Nelson-Nygaard began studying existing parking conditions and usage patterns in the fall and created a public survey on parking conditions. The electronic survey was posted on the Town and Chamber websites since January and will be open until March.
There are over 2,200 public parking spaces in the village, according to Nelson-Nygaard's findings, comprised of 42 percent on-street and 58 percent off-street spaces, 40 percent of which are metered and time-limited mostly by two hours. There are nine parking lots with free, unlimited parking. A PDF with the full findings and maps is attached to this article.
Nelson Nygaard also conducted focus groups of 8-12 business owners, local experts such as traffic engineers and architects, and residents.

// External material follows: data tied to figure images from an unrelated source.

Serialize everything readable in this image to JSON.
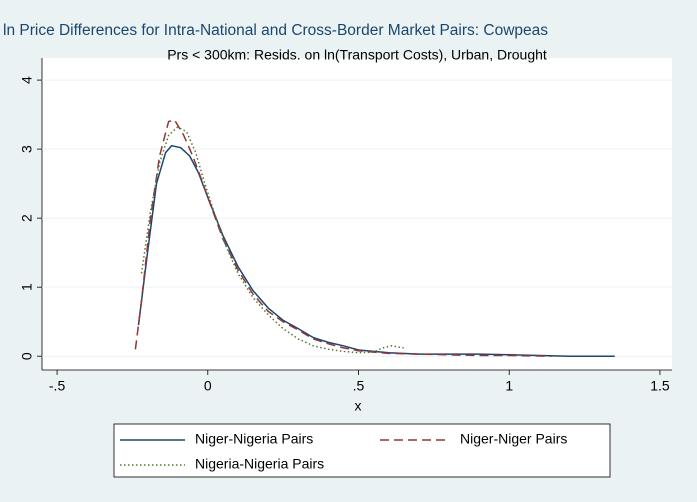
{
  "chart_data": {
    "type": "line",
    "title": "ln Price Differences for Intra-National and Cross-Border Market Pairs: Cowpeas",
    "subtitle": "Prs < 300km: Resids. on ln(Transport Costs), Urban, Drought",
    "x_label": "x",
    "xlim": [
      -0.55,
      1.54
    ],
    "ylim": [
      -0.2,
      4.32
    ],
    "xticks": [
      {
        "value": -0.5,
        "label": "-.5"
      },
      0,
      {
        "value": 0.5,
        "label": ".5"
      },
      1,
      1.5
    ],
    "yticks": [
      0,
      1,
      2,
      3,
      4
    ],
    "grid": true,
    "legend_position": "bottom",
    "series": [
      {
        "name": "Niger-Nigeria Pairs",
        "color": "#1a476f",
        "dash": "solid",
        "x": [
          -0.23,
          -0.2,
          -0.17,
          -0.14,
          -0.12,
          -0.09,
          -0.06,
          -0.03,
          0,
          0.05,
          0.1,
          0.15,
          0.2,
          0.25,
          0.3,
          0.35,
          0.4,
          0.45,
          0.5,
          0.6,
          0.7,
          0.8,
          0.9,
          1.0,
          1.1,
          1.2,
          1.35
        ],
        "values": [
          0.45,
          1.5,
          2.5,
          2.95,
          3.05,
          3.02,
          2.9,
          2.65,
          2.3,
          1.75,
          1.3,
          0.95,
          0.7,
          0.52,
          0.4,
          0.27,
          0.2,
          0.15,
          0.09,
          0.05,
          0.03,
          0.03,
          0.03,
          0.02,
          0.01,
          0.0,
          0.0
        ]
      },
      {
        "name": "Niger-Niger Pairs",
        "color": "#90353b",
        "dash": "dashed",
        "x": [
          -0.24,
          -0.22,
          -0.19,
          -0.16,
          -0.13,
          -0.11,
          -0.08,
          -0.05,
          -0.02,
          0,
          0.05,
          0.1,
          0.15,
          0.2,
          0.25,
          0.3,
          0.35,
          0.4,
          0.45,
          0.5,
          0.6,
          0.7,
          0.8,
          0.9,
          1.0,
          1.14
        ],
        "values": [
          0.1,
          0.8,
          2.0,
          2.9,
          3.4,
          3.42,
          3.2,
          2.9,
          2.55,
          2.3,
          1.7,
          1.25,
          0.9,
          0.65,
          0.5,
          0.38,
          0.25,
          0.18,
          0.12,
          0.08,
          0.04,
          0.03,
          0.02,
          0.01,
          0.01,
          0.0
        ]
      },
      {
        "name": "Nigeria-Nigeria Pairs",
        "color": "#55752f",
        "dash": "dotted",
        "x": [
          -0.22,
          -0.19,
          -0.16,
          -0.13,
          -0.1,
          -0.07,
          -0.04,
          -0.01,
          0.02,
          0.06,
          0.1,
          0.15,
          0.2,
          0.25,
          0.3,
          0.35,
          0.4,
          0.45,
          0.5,
          0.55,
          0.58,
          0.61,
          0.65
        ],
        "values": [
          1.2,
          2.1,
          2.8,
          3.2,
          3.32,
          3.25,
          2.95,
          2.5,
          2.1,
          1.6,
          1.2,
          0.85,
          0.6,
          0.4,
          0.25,
          0.15,
          0.1,
          0.07,
          0.05,
          0.06,
          0.12,
          0.15,
          0.12
        ]
      }
    ]
  }
}
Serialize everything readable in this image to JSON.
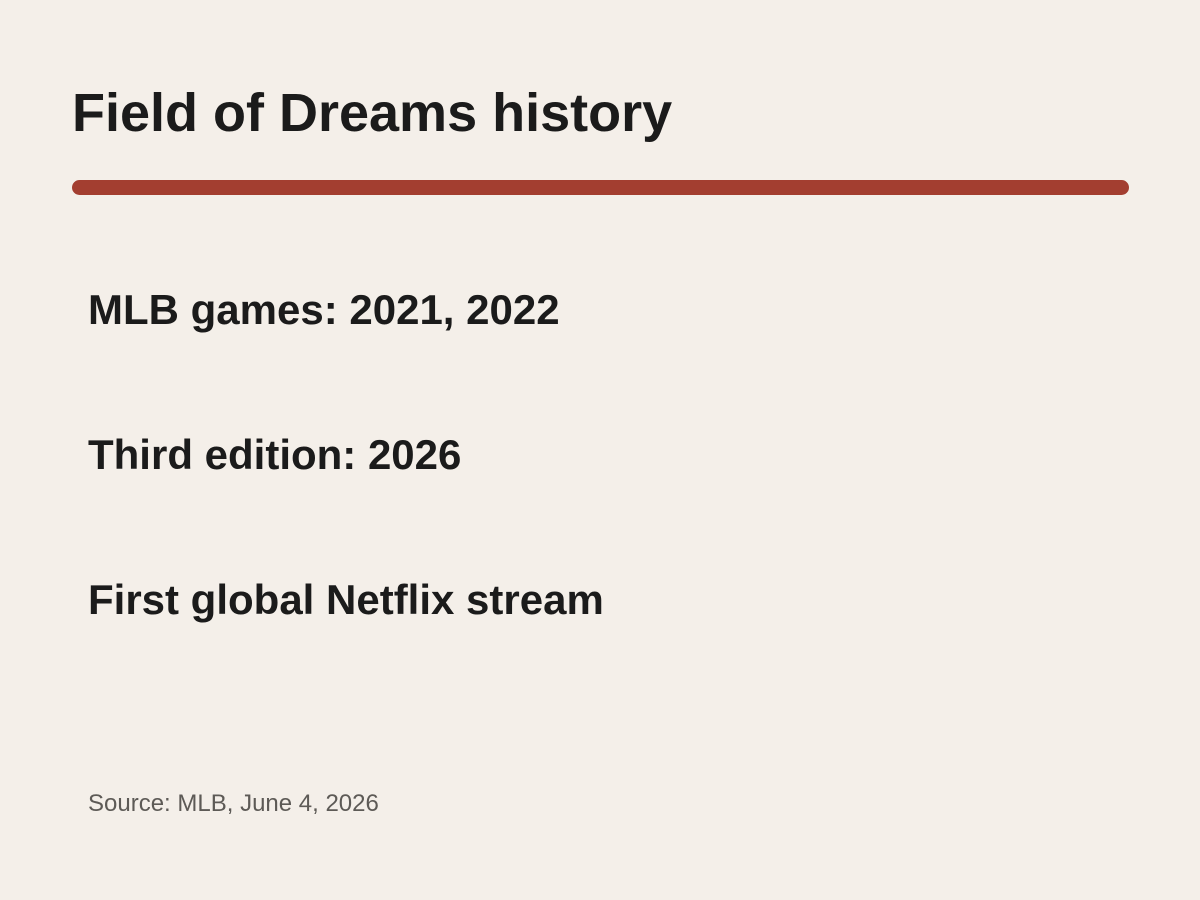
{
  "slide": {
    "title": "Field of Dreams history",
    "facts": [
      "MLB games: 2021, 2022",
      "Third edition: 2026",
      "First global Netflix stream"
    ],
    "source": "Source: MLB, June 4, 2026"
  },
  "colors": {
    "background": "#f4efe9",
    "accent_rule": "#a33e30",
    "text": "#1b1b1b",
    "source_text": "#5d5a56"
  }
}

The key issues identified by stakeholders were: Sufficiency of current supply, and options for expansion; Impact of the Paramount Theater on nearby businesses and residents; Awareness of off-street options; Long-term use of on-street spaces; Enforcement; Availability among most convenient options; and Plan for growth.
Cergol said she considered Tuesday's presentation at the Chamber meeting productive both in terms of current methods of allaying parking woes and for considering future plans. One of the easiest ways of reducing "search congestion," cars circling the block for a parking space, would be to post more signage pointing out parking lots around the village.
"If you're a new person coming into the area and you really don't know where our parking lots are, you're just going to look on the main thoroughfare to park and we need to make it more clear where the lots are," said Cergol. "There is minimal or no incentive to park outside the main way."
Nelson-Nygaard will complete an additional round of field studies in March. Draft recommendations will be presented to the steering committee by the end of April. A full PDF of their Tuesday presentation is attached to this article.